Michael McCormack, the Deputy Prime Minister and Minister for Infrastructure Transport and Regional Development, has promised to seek advice from the Federal Chamber of Automotive Industries (FCAI) about a possible review of the current code according to the Sydney Morning Herald.
The FCAI Voluntary Code of Practice for Motor Vehicle Advertising was last reviewed in 2013, after being introduced in 2002, and provides guidance to members (car manufacturers) on what images, themes, and messages they can portray in advertising.
Read next: GM rolls out in-car advertising
The Deputy PM has promised to seek advice about plans to review the code from the FCAI.

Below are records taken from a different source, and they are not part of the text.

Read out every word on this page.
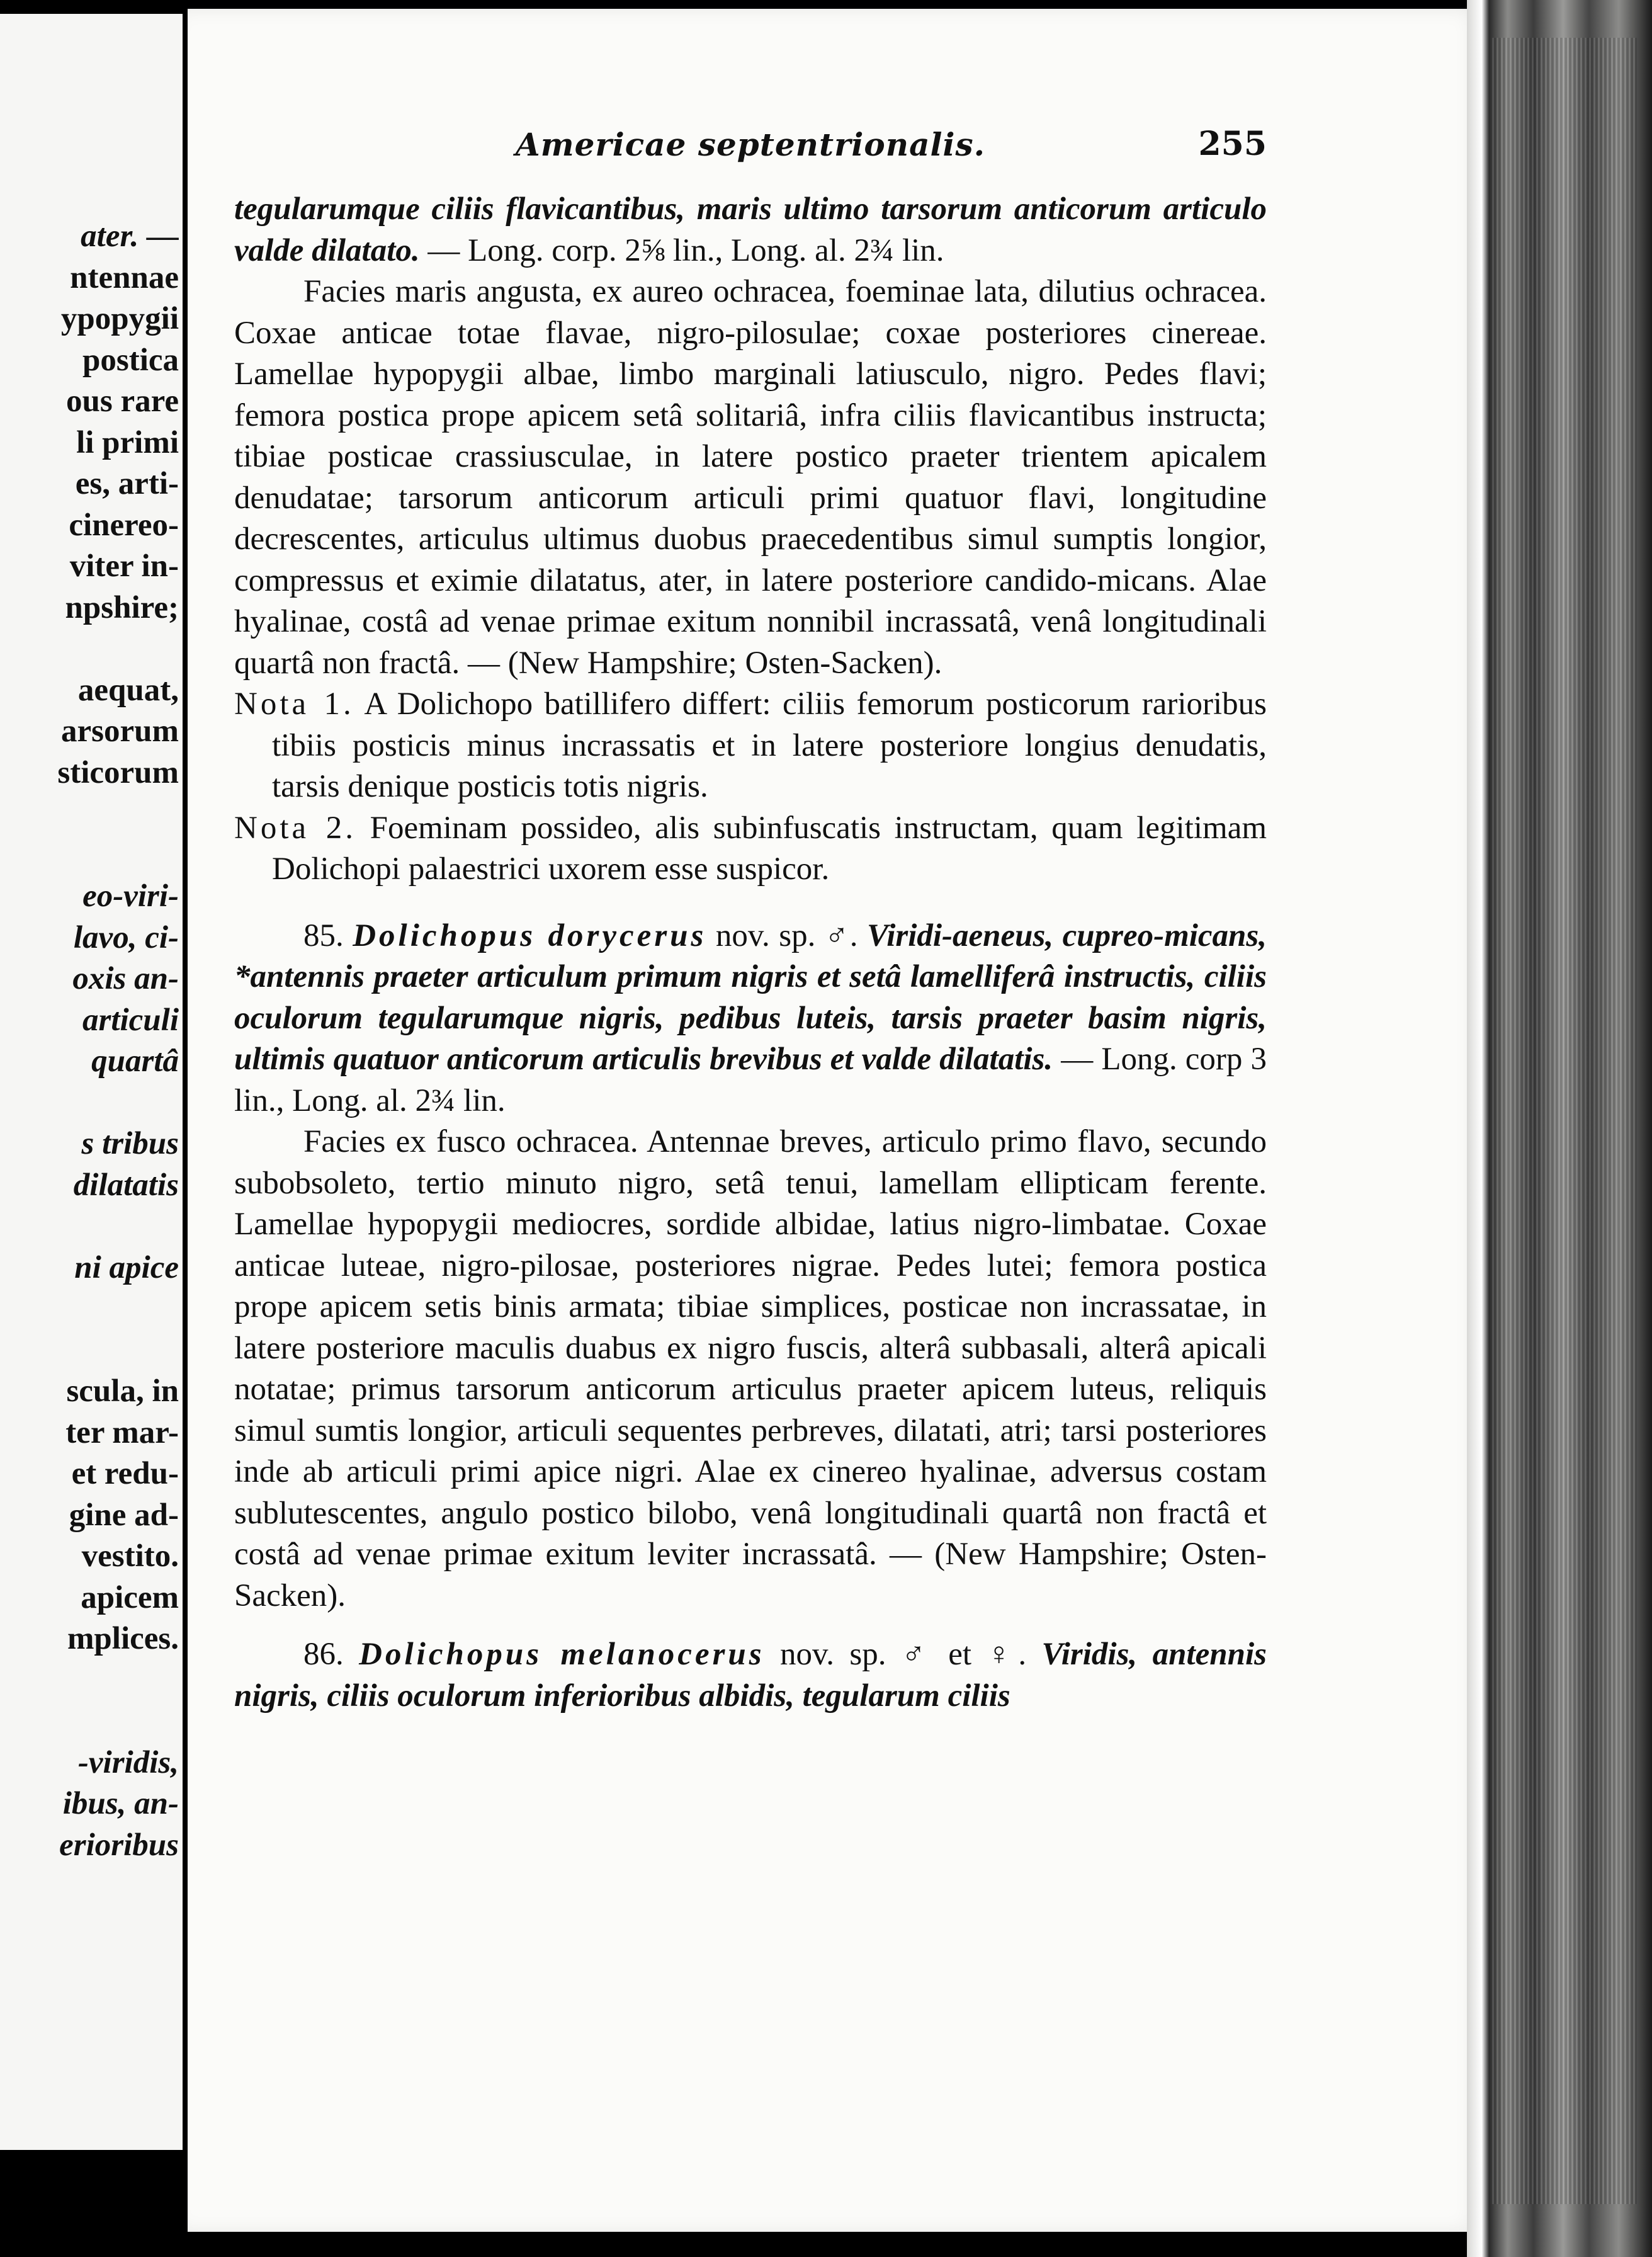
ater. —
ntennae
ypopygii
postica
ous rare
li primi
es, arti-
cinereo-
viter in-
npshire;
aequat,
arsorum
sticorum
eo-viri-
lavo, ci-
oxis an-
articuli
quartâ
s tribus
dilatatis
ni apice
scula, in
ter mar-
et redu-
gine ad-
vestito.
apicem
mplices.
-viridis,
ibus, an-
erioribus
Americae septentrionalis.	255

tegularumque ciliis flavicantibus, maris ultimo tarsorum anticorum articulo valde dilatato. — Long. corp. 2⅝ lin., Long. al. 2¾ lin.

Facies maris angusta, ex aureo ochracea, foeminae lata, dilutius ochracea. Coxae anticae totae flavae, nigro-pilosulae; coxae posteriores cinereae. Lamellae hypopygii albae, limbo marginali latiusculo, nigro. Pedes flavi; femora postica prope apicem setâ solitariâ, infra ciliis flavicantibus instructa; tibiae posticae crassiusculae, in latere postico praeter trientem apicalem denudatae; tarsorum anticorum articuli primi quatuor flavi, longitudine decrescentes, articulus ultimus duobus praecedentibus simul sumptis longior, compressus et eximie dilatatus, ater, in latere posteriore candido-micans. Alae hyalinae, costâ ad venae primae exitum nonnibil incrassatâ, venâ longitudinali quartâ non fractâ. — (New Hampshire; Osten-Sacken).

Nota 1. A Dolichopo batillifero differt: ciliis femorum posticorum rarioribus tibiis posticis minus incrassatis et in latere posteriore longius denudatis, tarsis denique posticis totis nigris.

Nota 2. Foeminam possideo, alis subinfuscatis instructam, quam legitimam Dolichopi palaestrici uxorem esse suspicor.

85. Dolichopus dorycerus nov. sp. ♂. Viridi-aeneus, cupreo-micans, *antennis praeter articulum primum nigris et setâ lamelliferâ instructis, ciliis oculorum tegularumque nigris, pedibus luteis, tarsis praeter basim nigris, ultimis quatuor anticorum articulis brevibus et valde dilatatis. — Long. corp 3 lin., Long. al. 2¾ lin.

Facies ex fusco ochracea. Antennae breves, articulo primo flavo, secundo subobsoleto, tertio minuto nigro, setâ tenui, lamellam ellipticam ferente. Lamellae hypopygii mediocres, sordide albidae, latius nigro-limbatae. Coxae anticae luteae, nigro-pilosae, posteriores nigrae. Pedes lutei; femora postica prope apicem setis binis armata; tibiae simplices, posticae non incrassatae, in latere posteriore maculis duabus ex nigro fuscis, alterâ subbasali, alterâ apicali notatae; primus tarsorum anticorum articulus praeter apicem luteus, reliquis simul sumtis longior, articuli sequentes perbreves, dilatati, atri; tarsi posteriores inde ab articuli primi apice nigri. Alae ex cinereo hyalinae, adversus costam sublutescentes, angulo postico bilobo, venâ longitudinali quartâ non fractâ et costâ ad venae primae exitum leviter incrassatâ. — (New Hampshire; Osten-Sacken).

86. Dolichopus melanocerus nov. sp. ♂ et ♀. Viridis, antennis nigris, ciliis oculorum inferioribus albidis, tegularum ciliis
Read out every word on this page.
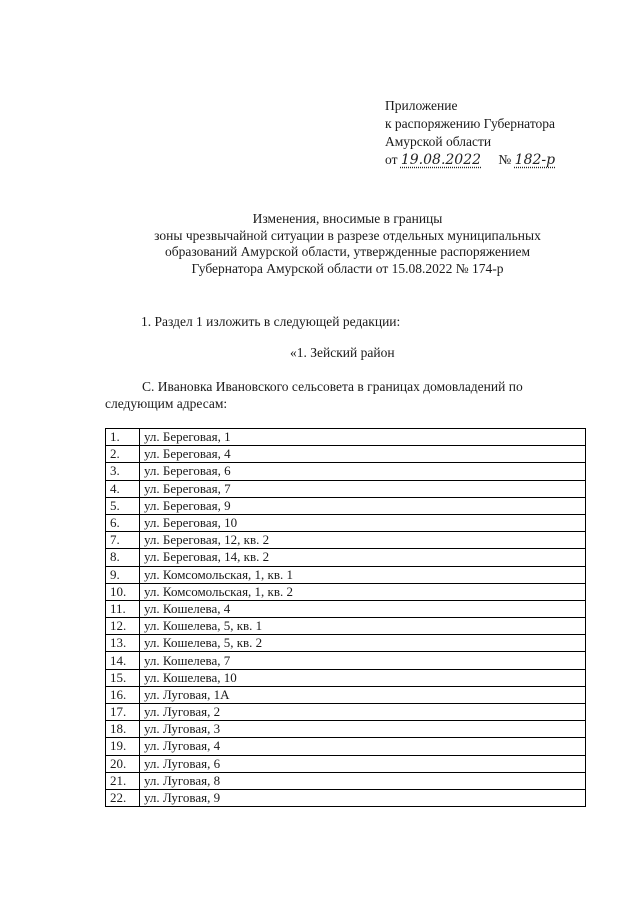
Приложение
к распоряжению Губернатора
Амурской области
от 19.08.2022 № 182-р
Изменения, вносимые в границы
зоны чрезвычайной ситуации в разрезе отдельных муниципальных
образований Амурской области, утвержденные распоряжением
Губернатора Амурской области от 15.08.2022 № 174-р
1. Раздел 1 изложить в следующей редакции:
«1. Зейский район
С. Ивановка Ивановского сельсовета в границах домовладений по следующим адресам:
1.	ул. Береговая, 1
2.	ул. Береговая, 4
3.	ул. Береговая, 6
4.	ул. Береговая, 7
5.	ул. Береговая, 9
6.	ул. Береговая, 10
7.	ул. Береговая, 12, кв. 2
8.	ул. Береговая, 14, кв. 2
9.	ул. Комсомольская, 1, кв. 1
10.	ул. Комсомольская, 1, кв. 2
11.	ул. Кошелева, 4
12.	ул. Кошелева, 5, кв. 1
13.	ул. Кошелева, 5, кв. 2
14.	ул. Кошелева, 7
15.	ул. Кошелева, 10
16.	ул. Луговая, 1А
17.	ул. Луговая, 2
18.	ул. Луговая, 3
19.	ул. Луговая, 4
20.	ул. Луговая, 6
21.	ул. Луговая, 8
22.	ул. Луговая, 9
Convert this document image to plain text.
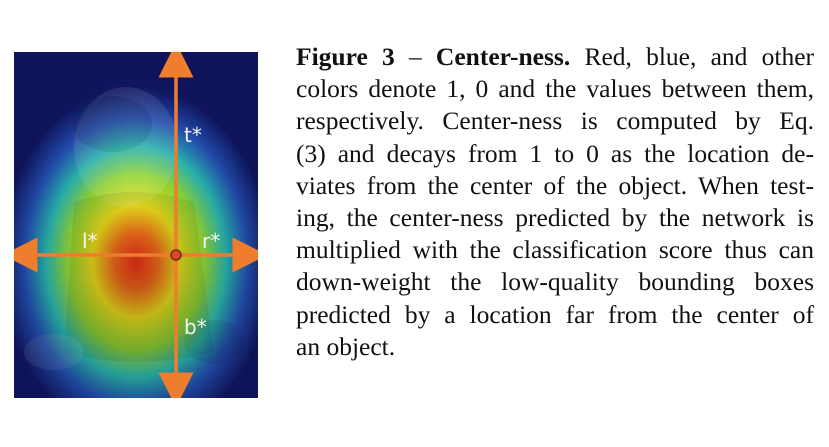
t*
l*	r*
b*
Figure 3 – Center-ness. Red, blue, and other
colors denote 1, 0 and the values between them,
respectively. Center-ness is computed by Eq.
(3) and decays from 1 to 0 as the location de-
viates from the center of the object. When test-
ing, the center-ness predicted by the network is
multiplied with the classification score thus can
down-weight the low-quality bounding boxes
predicted by a location far from the center of
an object.
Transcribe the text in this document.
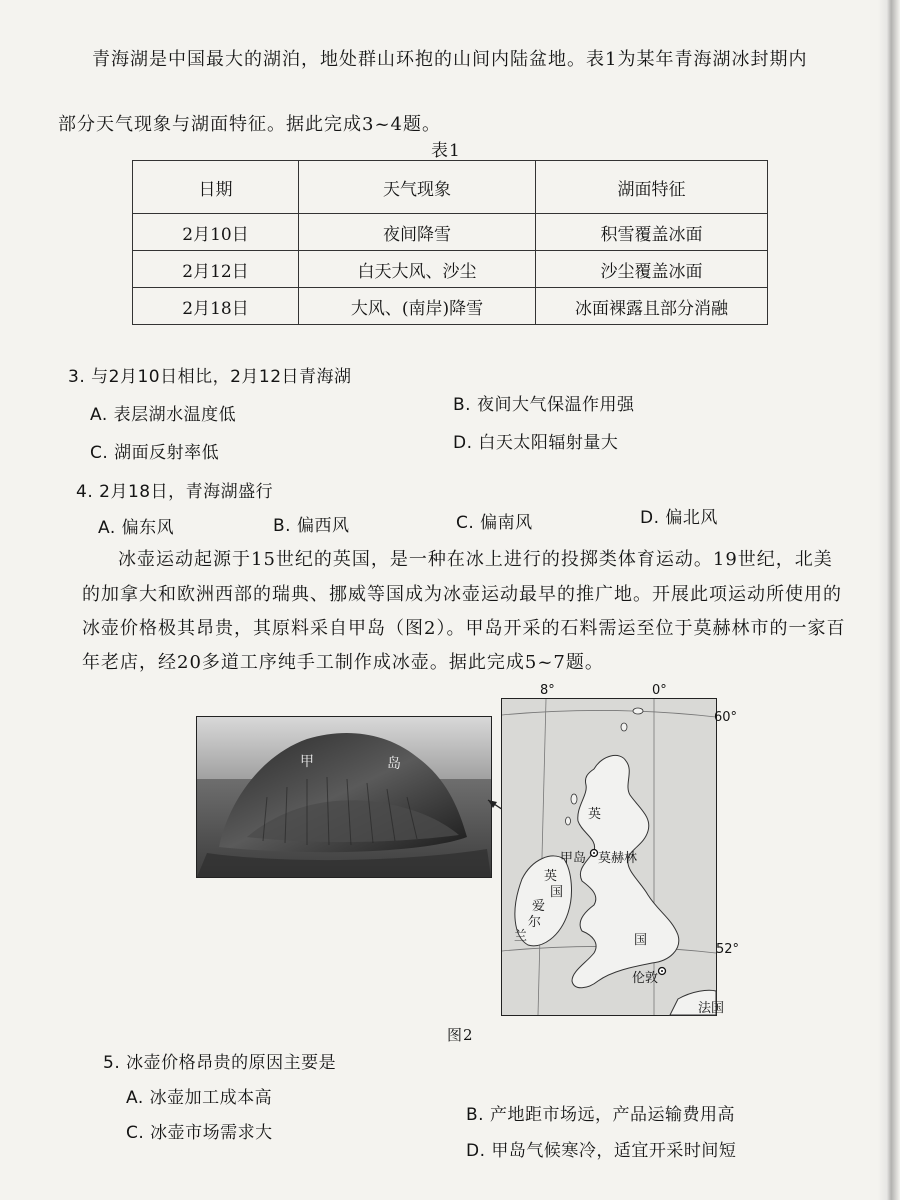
青海湖是中国最大的湖泊，地处群山环抱的山间内陆盆地。表1为某年青海湖冰封期内
部分天气现象与湖面特征。据此完成3~4题。
表1
日期	天气现象	湖面特征
2月10日	夜间降雪	积雪覆盖冰面
2月12日	白天大风、沙尘	沙尘覆盖冰面
2月18日	大风、(南岸)降雪	冰面裸露且部分消融
3. 与2月10日相比，2月12日青海湖
A. 表层湖水温度低	B. 夜间大气保温作用强
C. 湖面反射率低	D. 白天太阳辐射量大
4. 2月18日，青海湖盛行
A. 偏东风	B. 偏西风	C. 偏南风	D. 偏北风
冰壶运动起源于15世纪的英国，是一种在冰上进行的投掷类体育运动。19世纪，北美
的加拿大和欧洲西部的瑞典、挪威等国成为冰壶运动最早的推广地。开展此项运动所使用的
冰壶价格极其昂贵，其原料采自甲岛（图2）。甲岛开采的石料需运至位于莫赫林市的一家百
年老店，经20多道工序纯手工制作成冰壶。据此完成5~7题。
甲	岛
英
甲岛 莫赫林
英
国
爱
尔
兰	国
伦敦
法国
8°	0°
60°
52°
图2
5. 冰壶价格昂贵的原因主要是
A. 冰壶加工成本高
B. 产地距市场远，产品运输费用高
C. 冰壶市场需求大
D. 甲岛气候寒冷，适宜开采时间短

His response was prompted by a letter from Harold Scruby, the chief executive of the Pedestrian Council of Australia, in relation to a BMW i3 ad which was ultimately banned.
Mr Scruby has called for the Advertising Standards Bureau to be given new powers which would allow it to withdraw ads that breach the code immediately, calling current enforcement methods “a farce” because penalties were not given for breaches.
"There has to be penalties. Advertisers should apologise and [be forced] to run road safety advertisements," Mr Scruby said, according to the SMH.
"Road traumas cost Australia $30 billion a year and they are promoting speed and dangerous driving, and having a serious influence on young drivers.”
Read next: Car Branding: 10 Best Car Commercials
McCormack hasn’t indicated whether or not he’ll toughen or soften the regulations, but in his response to Scruby stated it was “concerning to see acceleration figures are directly promoted in vehicle advertisement, including the BMW advertisements which was the subject of your complaint".
The FCAI’s voluntary code states car ads should not “depict, encourage or condone dangerous, illegal, aggressive or reckless driving”.
The regulations ban depictions of driving that breach federal or state laws where the ad is shown, regardless of where the ad is filmed or location depicted.